I want to have my class of 11 year olds make a rag rug. Can you give me some help on materials to use, as basic as possible. Thank you.
Hi there, I recently saw an episode on HGTV that showed a rag rug made of strips of jeans knotted together into a fishnet. You decide how big or small by cutting it to size. Hope this helps! :)
I make them out of old bed sheets and a jumbo crochet hook I picked up for about a $1 at Wallmart. Rip sheets into strips about an inch wide and then crochet. Start with a single chain about five inches long (or longer if you want it more oval rather than round) and then crochet around and around, adjusting a bit (adding stitches, I think it's called) as you go around so that the rug lays flat and doesn't curl. To join the strips easily, just snip a hole about an inch from the end of the strip and then thread a new piece through. The new piece will have holes snipped in each of its ends and loop it through itself. It's hard to describe, but when you pull it tight, the pieces are joined nicely. Or you can just knot the ends and then adjust so that all the knots are on the bottom of the rug. (Some people sew the ends together but that seems like a lot of work to me.) It's a great way to use up old bed sheets and the rugs look really great and are very cushy. Washable, too.
I use old T shirts that the local thrift store throws out. They do not ravel, are free, and come in lots of colors. Don't use the front or backs that have stiff pictures on them but cut the long stips round and round up to the sleaves. Then I crochett with a large hook, adding stitches at the rounded ends to keep it flat.
Well, it looks like you have some great suggestions already. I would add to those that you can google rag rug and get lots of ideas and how-tos. Also, I have recently seen that you can make one out of plastic bags. It sounds crazy, but I saw a utube video on it that made it look really do-able.
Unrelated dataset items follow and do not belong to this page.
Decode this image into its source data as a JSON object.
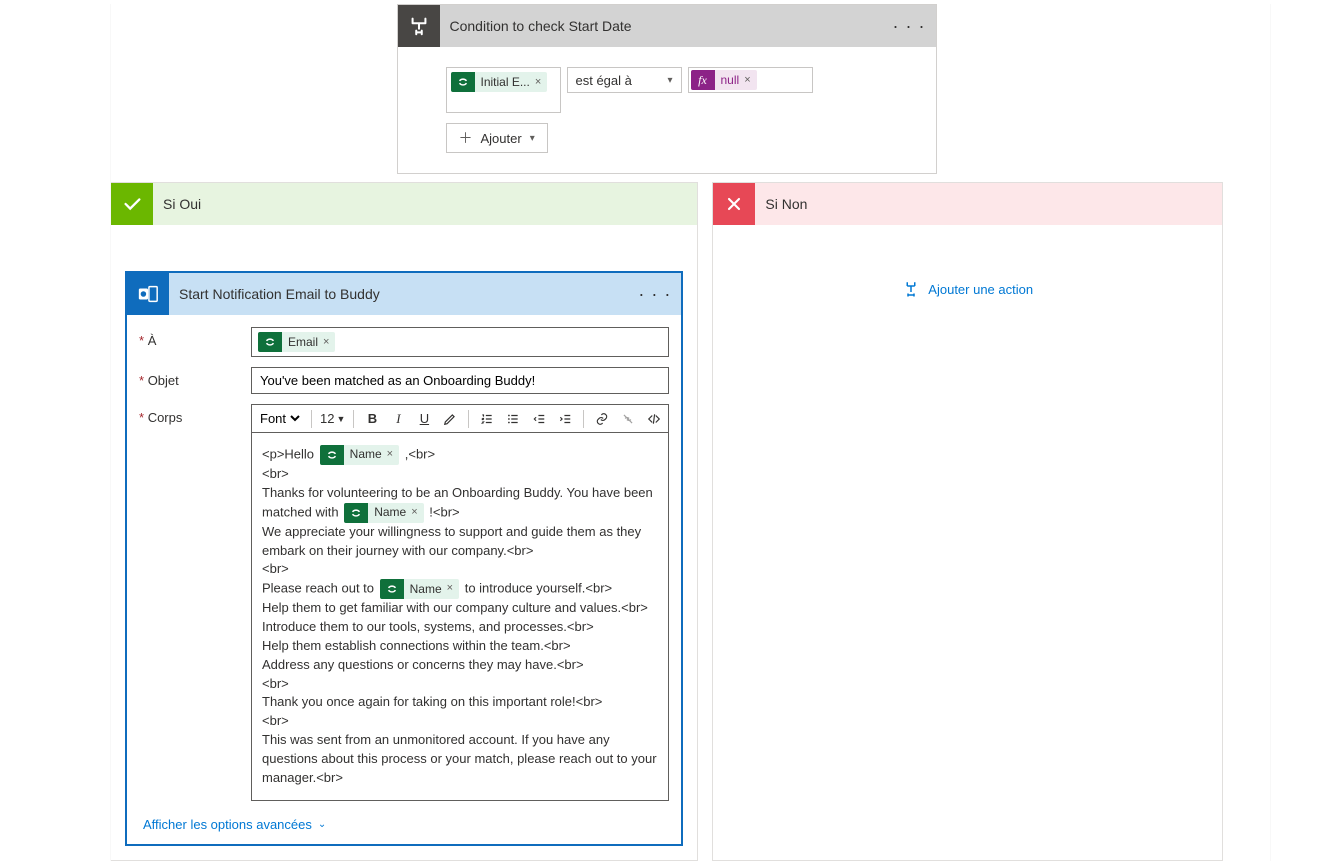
{
  "condition": {
    "title": "Condition to check Start Date",
    "left_token": "Initial E...",
    "operator": "est égal à",
    "right_expr": "null",
    "add_label": "Ajouter"
  },
  "branches": {
    "yes_label": "Si Oui",
    "no_label": "Si Non",
    "add_action_label": "Ajouter une action"
  },
  "action": {
    "title": "Start Notification Email to Buddy",
    "labels": {
      "to": "À",
      "subject": "Objet",
      "body": "Corps"
    },
    "to_token": "Email",
    "subject": "You've been matched as an Onboarding Buddy!",
    "toolbar": {
      "font": "Font",
      "size": "12"
    },
    "body_tokens": {
      "name": "Name"
    },
    "body": {
      "l1a": "<p>Hello ",
      "l1b": ",<br>",
      "l2": "<br>",
      "l3": "Thanks for volunteering to be an Onboarding Buddy. You have been matched with ",
      "l3b": "!<br>",
      "l4": "We appreciate your willingness to support and guide them as they embark on their journey with our company.<br>",
      "l5": "<br>",
      "l6": "Please reach out to ",
      "l6b": " to introduce yourself.<br>",
      "l7": "Help them to get familiar with our company culture and values.<br>",
      "l8": "Introduce them to our tools, systems, and processes.<br>",
      "l9": "Help them establish connections within the team.<br>",
      "l10": "Address any questions or concerns they may have.<br>",
      "l11": "<br>",
      "l12": "Thank you once again for taking on this important role!<br>",
      "l13": "<br>",
      "l14": "This was sent from an unmonitored account. If you have any questions about this process or your match, please reach out to your manager.<br>"
    },
    "show_advanced": "Afficher les options avancées"
  }
}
Good luck, and kudos for helping kids learn to make things.
You can make rag-rugs by making material strips about 2"" wide and as long as possible (sew ends together to extend). Then fold in the edges of both sides of the length and then fold this in half making a thick 1/2" piece. (this can be ironed in place or pins can be used to hold it.) This is not necessary but just gives a more finished look and makes it easier to handle. Make three of these and braid in standard braid. Extend it by sewing on more strips . Then the braid is coiled in a circle or oval, stitching it to the coil as you go to hold it in place.
With the c lass you can have different groups at different centers: Cutting into long strips, Sewing strip ends together, Folding edges in and then in half and pinning or ironing, Braiding, Coiling and sewing into rug. You can rotate the students through the centers so each gets to do
I would suggest that you ask the children to ask any sewers in their family for remnants from projects they have made or old colored sheets they no longer want before I purchased anything. You can supply extra if necessary. Thrift shops may have colored sheets or T's you can get inexpensively.
I thought about the T-shirts and if you used them, the edges would almost roll in by itself. You can also crochet the long strips into a circle. The folding is not needed it just leaves some edges showing. The single stitch is quite easy to learn especially with the great big hooks. I made a basket out of rags this way.
Hope the project goes well. Send in a picture to thrifty fun with your class so we all can see the creation.
All the above are great ideas. It would be best to use the same kind of fabric thruout the whole rug. All cotton, all wool, all cotton knit, etc. It will be lumpy and pull apart when it is washed otherwise.
This is same method I use to crochet walmart blue bags into purses.